Dr Benjamin Joachimi (UCL Physics & Astronomy), study co-author who led on the analysis, said: "We used a process called gravitational lensing to see how the gravitational tug of dark matter changed the direction of light emitted from millions of galaxies. This allowed us to build a map of all the matter in the Universe, of which more than 90 per cent is dark matter, plus invisible tenuous gas.

"The results are in good agreement with an analysis by the Dark Energy Survey, in which UCL Physics & Astronomy also has major involvement. This survey uses the same technique to map the dark matter, but in a different part of the sky, and the complementary findings hint that the matter distribution really is smoother, and that KiDS did not just happen to look at a smoother part of the Universe."

Unidentified gaps in the standard cosmological model could explain why the team’s findings about dark matter - which has never been directly detected - differed from predictions.

Further testing may reveal if fundamental changes to the model - which is underpinned by Einstein’s theory of relativity - are required, researchers say.
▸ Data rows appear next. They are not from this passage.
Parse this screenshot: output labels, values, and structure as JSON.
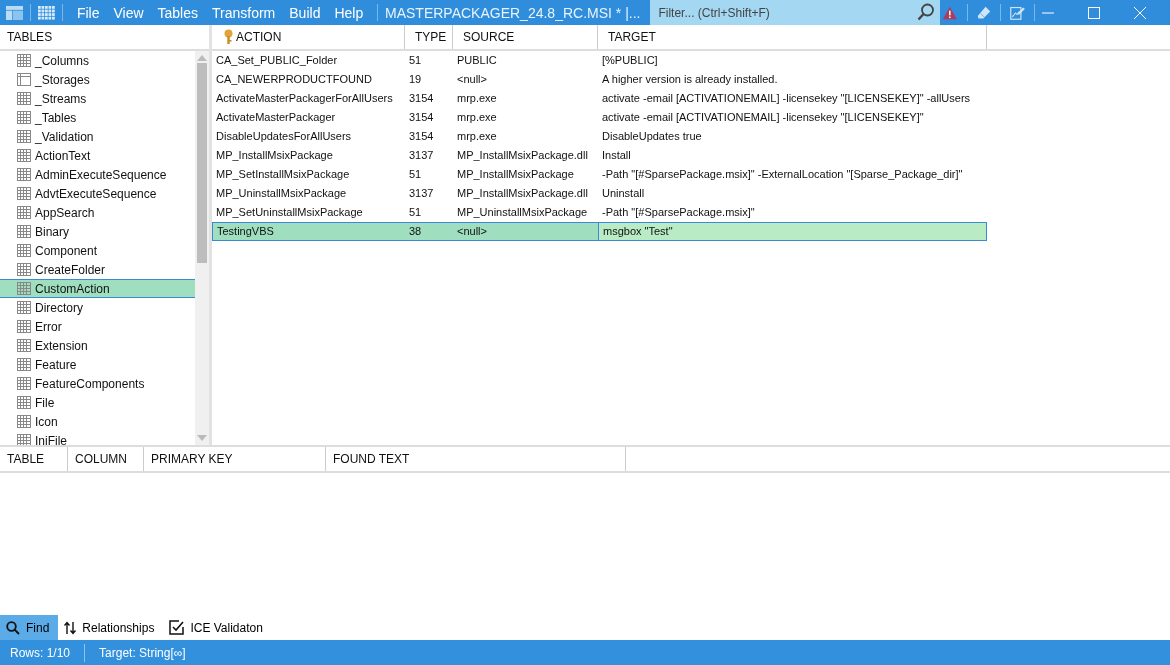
{
  "menu": [
    "File",
    "View",
    "Tables",
    "Transform",
    "Build",
    "Help"
  ],
  "window": {
    "title": "MASTERPACKAGER_24.8_RC.MSI * |..."
  },
  "filter": {
    "placeholder": "Filter... (Ctrl+Shift+F)"
  },
  "sidebar": {
    "heading": "TABLES",
    "items": [
      {
        "label": "_Columns",
        "kind": "table",
        "selected": false
      },
      {
        "label": "_Storages",
        "kind": "storage",
        "selected": false
      },
      {
        "label": "_Streams",
        "kind": "table",
        "selected": false
      },
      {
        "label": "_Tables",
        "kind": "table",
        "selected": false
      },
      {
        "label": "_Validation",
        "kind": "table",
        "selected": false
      },
      {
        "label": "ActionText",
        "kind": "table",
        "selected": false
      },
      {
        "label": "AdminExecuteSequence",
        "kind": "table",
        "selected": false
      },
      {
        "label": "AdvtExecuteSequence",
        "kind": "table",
        "selected": false
      },
      {
        "label": "AppSearch",
        "kind": "table",
        "selected": false
      },
      {
        "label": "Binary",
        "kind": "table",
        "selected": false
      },
      {
        "label": "Component",
        "kind": "table",
        "selected": false
      },
      {
        "label": "CreateFolder",
        "kind": "table",
        "selected": false
      },
      {
        "label": "CustomAction",
        "kind": "table",
        "selected": true
      },
      {
        "label": "Directory",
        "kind": "table",
        "selected": false
      },
      {
        "label": "Error",
        "kind": "table",
        "selected": false
      },
      {
        "label": "Extension",
        "kind": "table",
        "selected": false
      },
      {
        "label": "Feature",
        "kind": "table",
        "selected": false
      },
      {
        "label": "FeatureComponents",
        "kind": "table",
        "selected": false
      },
      {
        "label": "File",
        "kind": "table",
        "selected": false
      },
      {
        "label": "Icon",
        "kind": "table",
        "selected": false
      },
      {
        "label": "IniFile",
        "kind": "table",
        "selected": false
      }
    ]
  },
  "table": {
    "columns": [
      {
        "label": "ACTION",
        "primary_key": true
      },
      {
        "label": "TYPE",
        "primary_key": false
      },
      {
        "label": "SOURCE",
        "primary_key": false
      },
      {
        "label": "TARGET",
        "primary_key": false
      }
    ],
    "rows": [
      {
        "cells": [
          "CA_Set_PUBLIC_Folder",
          "51",
          "PUBLIC",
          "[%PUBLIC]"
        ],
        "selected": false
      },
      {
        "cells": [
          "CA_NEWERPRODUCTFOUND",
          "19",
          "<null>",
          "A higher version is already installed."
        ],
        "selected": false
      },
      {
        "cells": [
          "ActivateMasterPackagerForAllUsers",
          "3154",
          "mrp.exe",
          "activate -email [ACTIVATIONEMAIL] -licensekey \"[LICENSEKEY]\" -allUsers"
        ],
        "selected": false
      },
      {
        "cells": [
          "ActivateMasterPackager",
          "3154",
          "mrp.exe",
          "activate -email [ACTIVATIONEMAIL] -licensekey \"[LICENSEKEY]\""
        ],
        "selected": false
      },
      {
        "cells": [
          "DisableUpdatesForAllUsers",
          "3154",
          "mrp.exe",
          "DisableUpdates true"
        ],
        "selected": false
      },
      {
        "cells": [
          "MP_InstallMsixPackage",
          "3137",
          "MP_InstallMsixPackage.dll",
          "Install"
        ],
        "selected": false
      },
      {
        "cells": [
          "MP_SetInstallMsixPackage",
          "51",
          "MP_InstallMsixPackage",
          "-Path \"[#SparsePackage.msix]\" -ExternalLocation \"[Sparse_Package_dir]\""
        ],
        "selected": false
      },
      {
        "cells": [
          "MP_UninstallMsixPackage",
          "3137",
          "MP_InstallMsixPackage.dll",
          "Uninstall"
        ],
        "selected": false
      },
      {
        "cells": [
          "MP_SetUninstallMsixPackage",
          "51",
          "MP_UninstallMsixPackage",
          "-Path \"[#SparsePackage.msix]\""
        ],
        "selected": false
      },
      {
        "cells": [
          "TestingVBS",
          "38",
          "<null>",
          "msgbox \"Test\""
        ],
        "selected": true
      }
    ]
  },
  "find_results": {
    "columns": [
      "TABLE",
      "COLUMN",
      "PRIMARY KEY",
      "FOUND TEXT"
    ]
  },
  "bottom_tabs": [
    {
      "label": "Find",
      "kind": "find",
      "selected": true
    },
    {
      "label": "Relationships",
      "kind": "relationships",
      "selected": false
    },
    {
      "label": "ICE Validaton",
      "kind": "ice",
      "selected": false
    }
  ],
  "status_bar": [
    "Rows: 1/10",
    "Target: String[∞]"
  ]
}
Professor Koen Kuijken (Leiden University), KiDS project leader said: "We have a very good physical model of the Universe, which describes the observations well, but which appeals to very remarkable and mysterious physics, in particular that of dark matter and dark energy. You have to test such a model in as many ways as possible, and that is what we are doing."

Professor Catherine Heymans (University of Edinburgh), who led the research team, said: "The results are fascinating as we directly map out the mysterious dark side of our Universe. Our findings could be an early indication that the dark matter phenomenon is more complex than the current favourite dark matter theory for unseen, cold and inactive particles."

The work, which builds on previous work to map 15 million galaxies, was co-led by scientists from UCL, the University of Edinburgh, the Ruhr-University Bochum in Germany and Leiden University in The Netherlands.

In one to two years, the final ’legacy’ KiDS map will be published and will be 30% larger than the current one.

From 2022, astronomers will be mapping the Universe using telescopes that are more powerful. These include the European Space Agency’s Euclid space telescope, which was made in part by scientists and engineers at the UCL Mullard Space Science Laboratory and will take much sharper images from outside the atmosphere than is possible from the ground, and the Rubin Observatory, which will be more than 60 times as powerful as the VLT Survey Telescope.